Friday, September 23, 2011

Class Actions: On Death and Dying

[This post has been updated.]

There is no question that this term in the Supreme Court's decisions in AT&T v. Concepcion and Wal-Mart v. Dukes justify a gloomy prognosis for class actions.  But the patient was already very sick.  On the arbitration/consumer class action side, Myriam Gilles diagnsed the  problem back in 2004 in her article Opting Out of Liability and this post by David Schwartz tells the rest of the story.  But even if you don't have an arbitration provision, given the differences in state consumer protection laws its extremely difficult to certify a national consumer class action in federal court.  And any class action worth anything (that is, over $5 million) will be in federal court because of CAFA.  On the class action side, CAFA plus the predominance standard of 23(b)(3) means the diagnosis for national consumer class actions in the case where the isn't an arbitration clause is "start making plans for the next life." 

Wal-Mart's cribbed reading of the commonality inquiry might have a role to play here, although I have yet to be convinced that there is a difference between a "common question" and an "answer" - the issue isn't about answers/questions but about the level of generality of the question that is being asked.  Its really a deep jurisprudential issue when you think about it -- at what level of generality can you pitch a question that will tie members of a class together.  The majority opinion in Wal-Mart says that the questions were at a too general level to comply with the common question of fact or law requirement of 23(a), but the analysis of what those questions were (and the glibness) indicates that something else is going on here.  That something else is that the thing that could have been a common question -- whether plaintiff's theory of liability is viable -- cannot be asked because the Supreme Court has a fortiori rejected it.  The most telling sentence of the opinion is this:  "To the contrary, left to their own devices most managers in any corporation—and surely most managers in a corporation that forbids sex discrimination—would select sex-neutral, performance-based criteria for hiring and promotion that produce no actionable disparity at all."  131 S.Ct. 2541, 2554 (2011). (Note that there is no citation included for this proposition.  I did not omit the citation - the Court did not provide one).  The decision on commonality had little to do with commonality or class action doctrine but instead with a rejection of the substantive theory that plaintiff was propounding. Without that theory, there were too many differences to bring all these claims under the same class action umbrella.  But the validity of that theory ought to have been decided not by judicial fiat but by a reasoned opinion based on a full and fair litigation of the question.  Say, on a 12(b)(6) motion for failure to state a claim. 
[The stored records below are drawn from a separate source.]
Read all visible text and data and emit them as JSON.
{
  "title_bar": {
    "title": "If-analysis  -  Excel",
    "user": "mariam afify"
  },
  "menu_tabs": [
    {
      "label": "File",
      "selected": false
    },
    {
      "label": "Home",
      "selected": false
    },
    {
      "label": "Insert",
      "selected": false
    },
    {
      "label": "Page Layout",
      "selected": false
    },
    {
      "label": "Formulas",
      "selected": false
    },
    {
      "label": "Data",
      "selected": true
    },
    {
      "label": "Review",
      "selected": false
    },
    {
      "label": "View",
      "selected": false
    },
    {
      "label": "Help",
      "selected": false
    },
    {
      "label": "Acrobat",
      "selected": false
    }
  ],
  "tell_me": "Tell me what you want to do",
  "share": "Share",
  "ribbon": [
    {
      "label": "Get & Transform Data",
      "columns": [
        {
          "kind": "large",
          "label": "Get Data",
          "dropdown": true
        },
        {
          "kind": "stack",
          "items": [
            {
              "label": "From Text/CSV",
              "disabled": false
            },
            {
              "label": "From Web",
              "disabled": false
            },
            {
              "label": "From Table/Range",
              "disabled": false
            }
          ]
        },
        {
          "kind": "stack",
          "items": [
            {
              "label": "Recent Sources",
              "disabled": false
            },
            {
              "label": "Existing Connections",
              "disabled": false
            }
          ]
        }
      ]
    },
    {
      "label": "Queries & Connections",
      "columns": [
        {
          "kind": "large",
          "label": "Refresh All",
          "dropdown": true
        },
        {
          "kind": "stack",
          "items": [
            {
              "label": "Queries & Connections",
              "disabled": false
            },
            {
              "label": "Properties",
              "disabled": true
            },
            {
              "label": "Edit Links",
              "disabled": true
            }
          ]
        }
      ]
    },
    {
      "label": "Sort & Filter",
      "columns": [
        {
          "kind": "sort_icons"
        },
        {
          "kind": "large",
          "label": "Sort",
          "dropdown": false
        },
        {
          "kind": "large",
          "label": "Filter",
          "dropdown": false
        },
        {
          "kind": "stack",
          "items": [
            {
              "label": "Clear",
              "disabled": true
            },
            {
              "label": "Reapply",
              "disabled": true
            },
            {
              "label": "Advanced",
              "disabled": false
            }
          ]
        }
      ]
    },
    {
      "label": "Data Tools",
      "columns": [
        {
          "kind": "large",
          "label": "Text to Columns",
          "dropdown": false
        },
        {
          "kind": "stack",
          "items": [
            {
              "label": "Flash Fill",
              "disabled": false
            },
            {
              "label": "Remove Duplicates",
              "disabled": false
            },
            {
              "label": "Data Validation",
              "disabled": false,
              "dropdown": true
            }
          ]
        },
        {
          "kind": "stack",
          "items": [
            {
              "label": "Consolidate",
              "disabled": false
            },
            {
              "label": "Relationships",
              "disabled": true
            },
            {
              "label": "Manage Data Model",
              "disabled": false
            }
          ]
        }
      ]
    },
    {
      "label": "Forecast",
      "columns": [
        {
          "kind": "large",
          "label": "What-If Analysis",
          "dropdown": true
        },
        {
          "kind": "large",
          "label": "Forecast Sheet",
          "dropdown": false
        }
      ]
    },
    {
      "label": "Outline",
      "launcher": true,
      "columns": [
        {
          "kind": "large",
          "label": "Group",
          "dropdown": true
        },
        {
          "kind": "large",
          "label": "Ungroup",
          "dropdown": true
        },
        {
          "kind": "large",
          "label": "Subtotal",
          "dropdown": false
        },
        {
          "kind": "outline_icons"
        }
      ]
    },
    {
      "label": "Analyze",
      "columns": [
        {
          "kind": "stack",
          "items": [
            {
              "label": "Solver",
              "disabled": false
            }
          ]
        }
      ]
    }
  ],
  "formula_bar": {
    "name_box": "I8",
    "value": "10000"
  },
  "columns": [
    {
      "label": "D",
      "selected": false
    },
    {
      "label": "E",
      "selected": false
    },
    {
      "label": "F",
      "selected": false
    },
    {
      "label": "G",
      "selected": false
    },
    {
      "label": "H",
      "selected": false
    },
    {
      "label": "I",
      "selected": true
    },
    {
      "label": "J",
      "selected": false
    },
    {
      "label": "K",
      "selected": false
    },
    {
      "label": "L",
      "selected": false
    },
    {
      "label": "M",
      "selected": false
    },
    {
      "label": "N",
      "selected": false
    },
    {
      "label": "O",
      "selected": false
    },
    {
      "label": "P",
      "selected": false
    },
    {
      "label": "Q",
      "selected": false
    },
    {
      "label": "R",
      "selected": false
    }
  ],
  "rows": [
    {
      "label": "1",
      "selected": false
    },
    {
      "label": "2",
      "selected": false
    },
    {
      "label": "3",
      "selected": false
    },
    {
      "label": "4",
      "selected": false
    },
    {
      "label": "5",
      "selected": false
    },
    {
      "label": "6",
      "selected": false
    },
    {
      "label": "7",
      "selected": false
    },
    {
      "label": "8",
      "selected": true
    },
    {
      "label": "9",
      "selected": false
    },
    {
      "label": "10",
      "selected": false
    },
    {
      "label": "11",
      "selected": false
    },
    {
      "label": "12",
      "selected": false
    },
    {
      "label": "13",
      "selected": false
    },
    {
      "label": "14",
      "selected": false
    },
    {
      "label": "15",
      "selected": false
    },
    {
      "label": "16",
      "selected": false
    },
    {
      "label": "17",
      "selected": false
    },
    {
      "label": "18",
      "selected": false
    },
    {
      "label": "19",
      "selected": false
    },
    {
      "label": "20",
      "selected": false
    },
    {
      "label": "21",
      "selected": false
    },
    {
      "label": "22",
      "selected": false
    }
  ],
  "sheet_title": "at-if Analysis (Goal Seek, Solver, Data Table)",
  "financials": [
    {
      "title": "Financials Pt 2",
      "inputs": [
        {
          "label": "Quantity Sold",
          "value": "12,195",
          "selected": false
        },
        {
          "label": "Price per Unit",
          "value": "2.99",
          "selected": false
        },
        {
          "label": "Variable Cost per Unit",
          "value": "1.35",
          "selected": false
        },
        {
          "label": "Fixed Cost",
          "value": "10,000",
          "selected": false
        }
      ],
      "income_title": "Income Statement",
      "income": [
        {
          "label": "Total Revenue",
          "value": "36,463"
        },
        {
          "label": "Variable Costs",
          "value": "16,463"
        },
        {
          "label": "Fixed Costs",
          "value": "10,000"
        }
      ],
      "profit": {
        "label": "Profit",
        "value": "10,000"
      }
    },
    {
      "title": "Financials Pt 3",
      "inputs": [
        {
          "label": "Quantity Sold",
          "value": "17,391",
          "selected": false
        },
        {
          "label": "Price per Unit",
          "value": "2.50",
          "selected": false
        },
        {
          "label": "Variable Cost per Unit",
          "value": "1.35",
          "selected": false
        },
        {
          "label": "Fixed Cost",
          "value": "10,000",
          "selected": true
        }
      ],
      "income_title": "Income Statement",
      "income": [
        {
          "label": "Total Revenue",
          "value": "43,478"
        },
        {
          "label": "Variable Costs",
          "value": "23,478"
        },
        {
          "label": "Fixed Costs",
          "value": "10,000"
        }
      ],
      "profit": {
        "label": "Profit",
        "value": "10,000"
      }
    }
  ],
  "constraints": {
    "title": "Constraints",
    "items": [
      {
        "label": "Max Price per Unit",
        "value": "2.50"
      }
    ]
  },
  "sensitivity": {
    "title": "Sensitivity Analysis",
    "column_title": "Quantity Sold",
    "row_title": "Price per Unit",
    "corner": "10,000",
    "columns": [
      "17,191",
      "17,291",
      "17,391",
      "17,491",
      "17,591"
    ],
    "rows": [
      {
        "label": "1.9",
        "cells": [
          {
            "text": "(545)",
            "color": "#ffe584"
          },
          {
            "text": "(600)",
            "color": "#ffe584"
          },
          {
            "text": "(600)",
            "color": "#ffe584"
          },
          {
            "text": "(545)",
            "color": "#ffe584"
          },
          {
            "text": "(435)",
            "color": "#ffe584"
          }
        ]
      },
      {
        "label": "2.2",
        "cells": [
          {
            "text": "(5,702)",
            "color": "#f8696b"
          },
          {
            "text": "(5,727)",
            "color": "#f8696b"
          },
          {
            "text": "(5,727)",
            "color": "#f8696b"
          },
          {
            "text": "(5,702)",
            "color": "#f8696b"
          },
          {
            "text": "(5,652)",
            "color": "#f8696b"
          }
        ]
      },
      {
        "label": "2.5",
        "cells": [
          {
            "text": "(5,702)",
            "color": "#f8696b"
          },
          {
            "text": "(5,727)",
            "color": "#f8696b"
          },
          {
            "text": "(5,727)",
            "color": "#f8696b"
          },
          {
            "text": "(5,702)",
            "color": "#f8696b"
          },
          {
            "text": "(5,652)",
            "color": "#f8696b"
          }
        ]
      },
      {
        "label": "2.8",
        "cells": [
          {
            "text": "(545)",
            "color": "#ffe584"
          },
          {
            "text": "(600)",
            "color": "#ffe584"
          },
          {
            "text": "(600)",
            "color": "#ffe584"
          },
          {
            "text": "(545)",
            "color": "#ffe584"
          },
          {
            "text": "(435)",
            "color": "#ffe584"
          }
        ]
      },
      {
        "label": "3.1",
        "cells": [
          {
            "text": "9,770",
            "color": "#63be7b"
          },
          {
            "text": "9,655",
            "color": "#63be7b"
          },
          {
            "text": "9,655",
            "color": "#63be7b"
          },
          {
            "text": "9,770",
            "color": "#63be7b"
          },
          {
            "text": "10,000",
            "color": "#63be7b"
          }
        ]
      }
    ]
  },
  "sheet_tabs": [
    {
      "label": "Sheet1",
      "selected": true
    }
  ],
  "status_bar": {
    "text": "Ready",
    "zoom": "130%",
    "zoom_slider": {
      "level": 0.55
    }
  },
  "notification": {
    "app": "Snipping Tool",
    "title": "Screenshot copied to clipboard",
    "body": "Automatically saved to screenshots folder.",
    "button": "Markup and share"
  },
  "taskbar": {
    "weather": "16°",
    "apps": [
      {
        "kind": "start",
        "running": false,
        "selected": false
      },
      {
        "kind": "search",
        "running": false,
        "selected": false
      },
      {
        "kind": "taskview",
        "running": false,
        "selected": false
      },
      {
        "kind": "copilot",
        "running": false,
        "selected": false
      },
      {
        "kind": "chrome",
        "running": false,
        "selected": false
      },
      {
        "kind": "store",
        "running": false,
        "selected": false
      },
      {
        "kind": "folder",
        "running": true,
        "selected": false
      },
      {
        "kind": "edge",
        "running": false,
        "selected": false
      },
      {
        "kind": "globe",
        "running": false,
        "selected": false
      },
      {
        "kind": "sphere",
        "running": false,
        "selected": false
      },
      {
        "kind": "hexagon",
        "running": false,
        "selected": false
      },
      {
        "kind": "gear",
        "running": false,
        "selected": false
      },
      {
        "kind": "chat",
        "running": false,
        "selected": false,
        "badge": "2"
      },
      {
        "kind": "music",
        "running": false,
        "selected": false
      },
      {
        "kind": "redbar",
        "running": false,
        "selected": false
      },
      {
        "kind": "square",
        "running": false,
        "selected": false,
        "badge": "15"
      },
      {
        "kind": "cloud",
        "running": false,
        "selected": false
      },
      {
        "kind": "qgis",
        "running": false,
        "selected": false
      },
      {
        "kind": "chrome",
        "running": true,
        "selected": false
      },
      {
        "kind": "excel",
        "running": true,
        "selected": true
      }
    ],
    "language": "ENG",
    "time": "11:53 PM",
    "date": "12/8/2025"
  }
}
Because the common question always needed some specificity, I don't think Wal-Mart did much to the commonality inquiry.  What it did do, however, was give judges license to combine the idea behind 12(b)(6) motions for failure to state a claim with the class action inquiry to determine what legal theories would be considered "questions" that could be "common" to the class.  It also warns the federal courts to be more aware of the potential that individual defenses will render the class action unmanageable or create too many differences between class members to justify class treatment.  [Edited to add: But these questions ought to be decided on the typicality or adequacy prong if they are part of 23(a) at all.  There may be a common question as to the class as a whole, but because of available individualized defenses no plaintiff can be typical of the class or an adquate representative. While these distinctions are not determinative of the outcome, if you are going to analyze a rule let's do it correctly]. 
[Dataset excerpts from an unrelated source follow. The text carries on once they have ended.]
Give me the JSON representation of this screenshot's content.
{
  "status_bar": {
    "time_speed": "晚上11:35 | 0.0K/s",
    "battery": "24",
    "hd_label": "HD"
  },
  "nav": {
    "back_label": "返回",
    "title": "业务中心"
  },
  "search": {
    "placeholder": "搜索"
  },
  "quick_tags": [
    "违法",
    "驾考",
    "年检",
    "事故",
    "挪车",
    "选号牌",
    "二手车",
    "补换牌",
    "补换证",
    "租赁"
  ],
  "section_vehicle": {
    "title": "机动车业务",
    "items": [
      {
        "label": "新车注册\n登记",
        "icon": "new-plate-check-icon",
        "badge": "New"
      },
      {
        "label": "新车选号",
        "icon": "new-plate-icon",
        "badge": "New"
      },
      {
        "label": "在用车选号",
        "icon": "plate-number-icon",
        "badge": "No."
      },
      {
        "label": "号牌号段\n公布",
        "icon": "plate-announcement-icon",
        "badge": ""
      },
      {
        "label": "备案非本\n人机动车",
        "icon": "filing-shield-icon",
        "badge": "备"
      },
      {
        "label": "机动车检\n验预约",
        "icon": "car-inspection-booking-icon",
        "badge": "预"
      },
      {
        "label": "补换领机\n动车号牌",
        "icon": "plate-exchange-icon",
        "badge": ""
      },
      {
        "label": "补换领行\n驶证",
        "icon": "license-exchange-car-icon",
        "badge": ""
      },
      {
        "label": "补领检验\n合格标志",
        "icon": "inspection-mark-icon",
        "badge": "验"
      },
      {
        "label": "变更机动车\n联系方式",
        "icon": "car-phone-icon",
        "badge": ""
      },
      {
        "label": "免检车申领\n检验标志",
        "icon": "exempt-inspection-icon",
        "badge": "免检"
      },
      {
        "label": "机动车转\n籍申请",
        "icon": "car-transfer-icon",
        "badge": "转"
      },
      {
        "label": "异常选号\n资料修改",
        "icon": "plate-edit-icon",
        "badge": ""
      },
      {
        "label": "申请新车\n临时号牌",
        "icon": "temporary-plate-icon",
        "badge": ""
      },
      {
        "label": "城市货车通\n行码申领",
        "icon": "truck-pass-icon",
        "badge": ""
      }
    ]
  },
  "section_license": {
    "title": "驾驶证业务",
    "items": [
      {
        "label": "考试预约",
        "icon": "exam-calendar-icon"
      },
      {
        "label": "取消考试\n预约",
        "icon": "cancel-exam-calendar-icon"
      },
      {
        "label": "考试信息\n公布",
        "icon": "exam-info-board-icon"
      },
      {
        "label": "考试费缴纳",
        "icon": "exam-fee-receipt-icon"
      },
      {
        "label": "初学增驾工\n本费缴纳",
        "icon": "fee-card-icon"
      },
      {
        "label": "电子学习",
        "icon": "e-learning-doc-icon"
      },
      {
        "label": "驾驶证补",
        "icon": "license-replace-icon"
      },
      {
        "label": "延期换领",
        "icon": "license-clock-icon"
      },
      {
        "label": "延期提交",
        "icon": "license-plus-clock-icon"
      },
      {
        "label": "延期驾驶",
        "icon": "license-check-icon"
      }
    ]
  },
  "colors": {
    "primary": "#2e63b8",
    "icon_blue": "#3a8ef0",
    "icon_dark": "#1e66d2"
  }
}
Ignored in all of the discussions I've seen so far, perhaps because it touches on interjurisdictional preclusion (a mouthful if ever there was one), is Smith v. Bayer.  This case allowed what looked like a parallel class action to go forward in state court even though a similar one had been denied certification in federal court. Will a change of scenery from federal to state court help the class action heal?  That is the question left open in Bayer.  [Edited to add: I nearly forgot to mention that Bayer involved a class action that predates CAFA.  Today, most national class actions of any substance would be in federal court. Local class actions would not be, but whether they are viable in the states with smaller economies is an open question.]